Without the ionosphere radio signals would continue in a straight line path out into space and would not reach a receiver located beyond the horizon.
Communications enabled by and affected by the ionosphere include those to and from transoceanic aircraft flights and ship-to-shore, international shortwave broadcasts, amateur radio and military communications, over-the-horizon radar and many others.
Signals that must travel through the ionosphere, such as those from GPS and other satellites, can also be affected.
In the case of GPS signals, errors are introduced to positional fixes due to random variations in the ionosphere. Because these are small, they’re usually of no relevance to civilian GPS users. But they are important to users who require extremely high accuracy.
Unfortunately, the ionosphere is neither stable nor completely predictable and its properties are constantly varying according to the time of day, the season. the 11-year sunspot cycle and other solar activity.
An example of ionospheric variation that is familiar to most people is that medium wave (MW) radio broadcast signals are carried much further at night than during the day. But changes in the ionosphere can occur extremely rapidly, even at time scales of as little as a second.
Space weather refers to changes in the space environment, particularly the region between the Earth and Sun. The “solar wind” from the Sun streams past the Earth and is mostly deflected by the Earth’s magnetic field but variations in the solar wind cause changes in the Earth’s magnetic field.
Ionogram generated by digisonde with frequency along the horizontal axis and
height in kilometres along the vertical axis. The coloured dots of the scatter plot
indicate the altitude at which signals of a given frequency are reflected by the ionosphere and correspond to its various layers. The black solid and dotted line
represents the electron density, which is related to the reflectivity of the ionosphere.

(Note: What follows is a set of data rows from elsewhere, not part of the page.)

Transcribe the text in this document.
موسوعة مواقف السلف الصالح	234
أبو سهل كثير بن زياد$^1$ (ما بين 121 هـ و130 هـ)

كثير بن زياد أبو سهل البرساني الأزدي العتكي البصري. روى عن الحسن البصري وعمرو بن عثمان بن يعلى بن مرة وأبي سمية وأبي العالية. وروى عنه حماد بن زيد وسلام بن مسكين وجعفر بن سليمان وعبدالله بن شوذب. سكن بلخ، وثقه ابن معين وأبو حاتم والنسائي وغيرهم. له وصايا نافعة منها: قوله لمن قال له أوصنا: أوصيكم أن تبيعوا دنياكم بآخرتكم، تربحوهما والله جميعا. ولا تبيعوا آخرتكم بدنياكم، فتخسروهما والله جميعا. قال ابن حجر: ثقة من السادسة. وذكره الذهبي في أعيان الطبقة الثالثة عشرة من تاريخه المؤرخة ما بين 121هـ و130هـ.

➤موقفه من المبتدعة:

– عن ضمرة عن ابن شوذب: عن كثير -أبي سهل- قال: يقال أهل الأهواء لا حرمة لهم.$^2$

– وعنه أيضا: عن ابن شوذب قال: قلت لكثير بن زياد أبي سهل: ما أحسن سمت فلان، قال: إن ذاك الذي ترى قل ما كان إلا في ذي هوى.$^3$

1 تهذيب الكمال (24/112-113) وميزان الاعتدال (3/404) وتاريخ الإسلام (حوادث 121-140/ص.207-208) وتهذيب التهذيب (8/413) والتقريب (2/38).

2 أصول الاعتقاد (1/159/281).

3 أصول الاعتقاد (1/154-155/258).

Quite regularly, from about once per week up to a few times per day, a solar flare is produced on the Sun which is generated by a tremendous release of magnetic energy and results in the emission of X-rays and UV rays. These can interact with the ionosphere if the emission is directed toward the Earth.

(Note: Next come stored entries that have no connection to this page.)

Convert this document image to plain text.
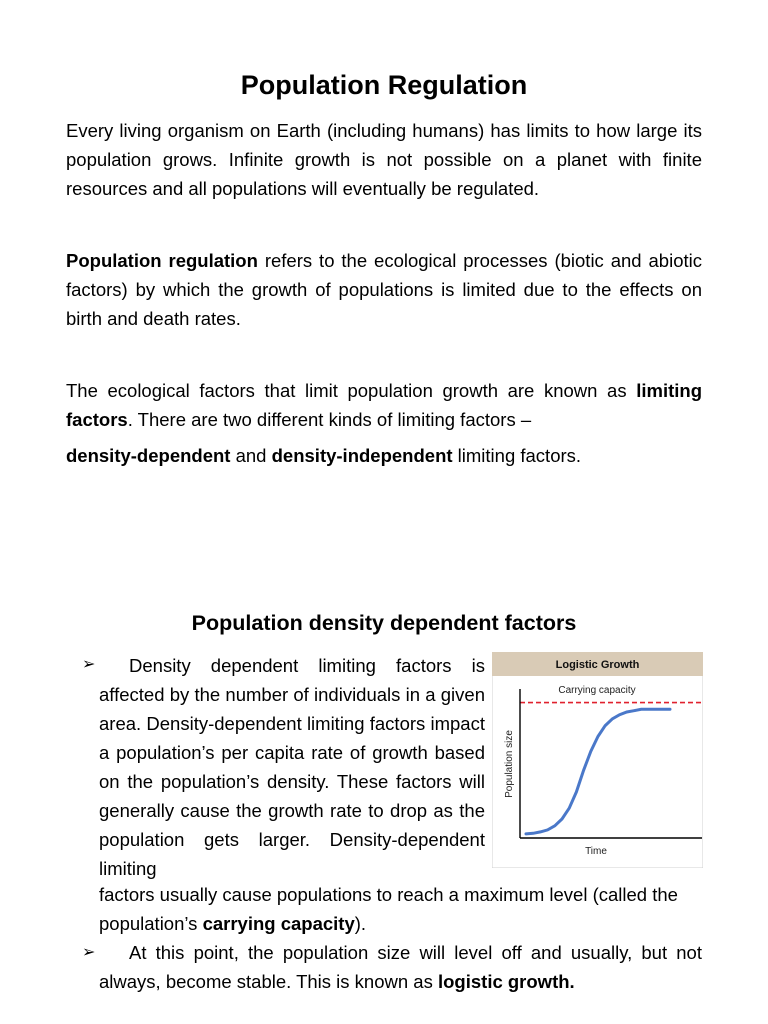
Population Regulation

Every living organism on Earth (including humans) has limits to how large its population grows. Infinite growth is not possible on a planet with finite resources and all populations will eventually be regulated.

Population regulation refers to the ecological processes (biotic and abiotic factors) by which the growth of populations is limited due to the effects on birth and death rates.

The ecological factors that limit population growth are known as limiting factors. There are two different kinds of limiting factors –

density-dependent and density-independent limiting factors.

Population density dependent factors
➢	Density dependent limiting factors is affected by the number of individuals in a given area. Density-dependent limiting factors impact a population’s per capita rate of growth based on the population’s density. These factors will generally cause the growth rate to drop as the population gets larger. Density-dependent limiting

factors usually cause populations to reach a maximum level (called the population’s carrying capacity).

➢	At this point, the population size will level off and usually, but not always, become stable. This is known as logistic growth.

Logistic Growth
Carrying capacity
Population size
Time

In addition, electrons, protons, heavy ions and atoms may be simultaneously ejected from the Sun (called a coronal mass ejection event) and impact upon the Earth’s magnetosphere. This can result in spectactular polar auroras. Also protons, which are travelling at up to about about one third of the speed of light, can constitute a serious radiation hazard for spacecraft and their occupants as well as a lesser hazard to aircraft.
When a solar flare interacts with the Earth’s atmosphere it can also result in damage to electrical power grids.

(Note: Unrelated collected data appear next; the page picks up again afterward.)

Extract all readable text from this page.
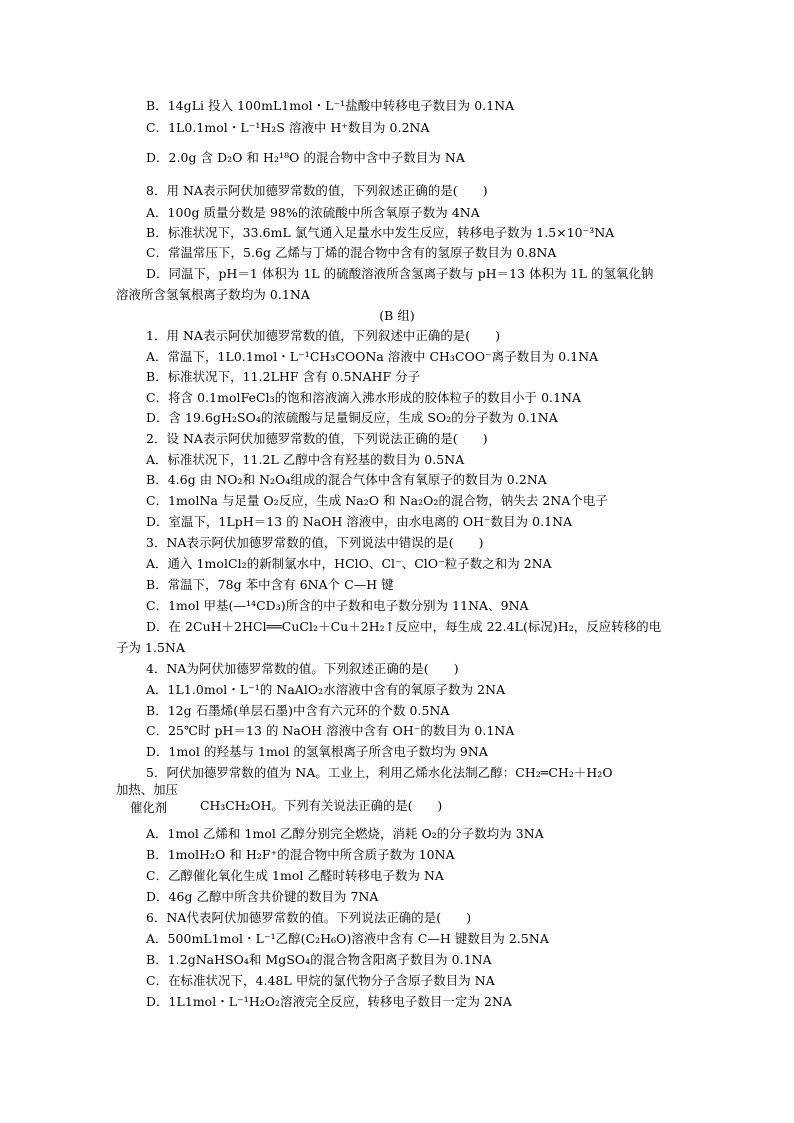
B．14gLi 投入 100mL1mol・L⁻¹盐酸中转移电子数目为 0.1NA
C．1L0.1mol・L⁻¹H₂S 溶液中 H⁺数目为 0.2NA
D．2.0g 含 D₂O 和 H₂¹⁸O 的混合物中含中子数目为 NA
8．用 NA表示阿伏加德罗常数的值，下列叙述正确的是(　　)
A．100g 质量分数是 98%的浓硫酸中所含氧原子数为 4NA
B．标准状况下，33.6mL 氯气通入足量水中发生反应，转移电子数为 1.5×10⁻³NA
C．常温常压下，5.6g 乙烯与丁烯的混合物中含有的氢原子数目为 0.8NA
D．同温下，pH＝1 体积为 1L 的硫酸溶液所含氢离子数与 pH＝13 体积为 1L 的氢氧化钠
溶液所含氢氧根离子数均为 0.1NA
(B 组)
1．用 NA表示阿伏加德罗常数的值，下列叙述中正确的是(　　)
A．常温下，1L0.1mol・L⁻¹CH₃COONa 溶液中 CH₃COO⁻离子数目为 0.1NA
B．标准状况下，11.2LHF 含有 0.5NAHF 分子
C．将含 0.1molFeCl₃的饱和溶液滴入沸水形成的胶体粒子的数目小于 0.1NA
D．含 19.6gH₂SO₄的浓硫酸与足量铜反应，生成 SO₂的分子数为 0.1NA
2．设 NA表示阿伏加德罗常数的值，下列说法正确的是(　　)
A．标准状况下，11.2L 乙醇中含有羟基的数目为 0.5NA
B．4.6g 由 NO₂和 N₂O₄组成的混合气体中含有氧原子的数目为 0.2NA
C．1molNa 与足量 O₂反应，生成 Na₂O 和 Na₂O₂的混合物，钠失去 2NA个电子
D．室温下，1LpH＝13 的 NaOH 溶液中，由水电离的 OH⁻数目为 0.1NA
3．NA表示阿伏加德罗常数的值，下列说法中错误的是(　　)
A．通入 1molCl₂的新制氯水中，HClO、Cl⁻、ClO⁻粒子数之和为 2NA
B．常温下，78g 苯中含有 6NA个 C—H 键
C．1mol 甲基(—¹⁴CD₃)所含的中子数和电子数分别为 11NA、9NA
D．在 2CuH＋2HCl══CuCl₂＋Cu＋2H₂↑反应中，每生成 22.4L(标况)H₂，反应转移的电
子为 1.5NA
4．NA为阿伏加德罗常数的值。下列叙述正确的是(　　)
A．1L1.0mol・L⁻¹的 NaAlO₂水溶液中含有的氧原子数为 2NA
B．12g 石墨烯(单层石墨)中含有六元环的个数 0.5NA
C．25℃时 pH＝13 的 NaOH 溶液中含有 OH⁻的数目为 0.1NA
D．1mol 的羟基与 1mol 的氢氧根离子所含电子数均为 9NA
5．阿伏加德罗常数的值为 NA。工业上，利用乙烯水化法制乙醇：CH₂═CH₂＋H₂O
加热、加压
催化剂	CH₃CH₂OH。下列有关说法正确的是(　　)
A．1mol 乙烯和 1mol 乙醇分别完全燃烧，消耗 O₂的分子数均为 3NA
B．1molH₂O 和 H₂F⁺的混合物中所含质子数为 10NA
C．乙醇催化氧化生成 1mol 乙醛时转移电子数为 NA
D．46g 乙醇中所含共价键的数目为 7NA
6．NA代表阿伏加德罗常数的值。下列说法正确的是(　　)
A．500mL1mol・L⁻¹乙醇(C₂H₆O)溶液中含有 C—H 键数目为 2.5NA
B．1.2gNaHSO₄和 MgSO₄的混合物含阳离子数目为 0.1NA
C．在标准状况下，4.48L 甲烷的氯代物分子含原子数目为 NA
D．1L1mol・L⁻¹H₂O₂溶液完全反应，转移电子数目一定为 2NA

Here in Australia, from its office in central Sydney, the Ionospheric Prediction Service (IPS) monitors and forecasts space weather conditions, which include solar activity and geophysical and ionospheric conditions. Large numbers of radio users rely on the IPS data for their day-to-day radio operation. This government agency, (which now comes under the Bureau of Meteorology) has provided this service since 1947 (see www.ips.gov.au).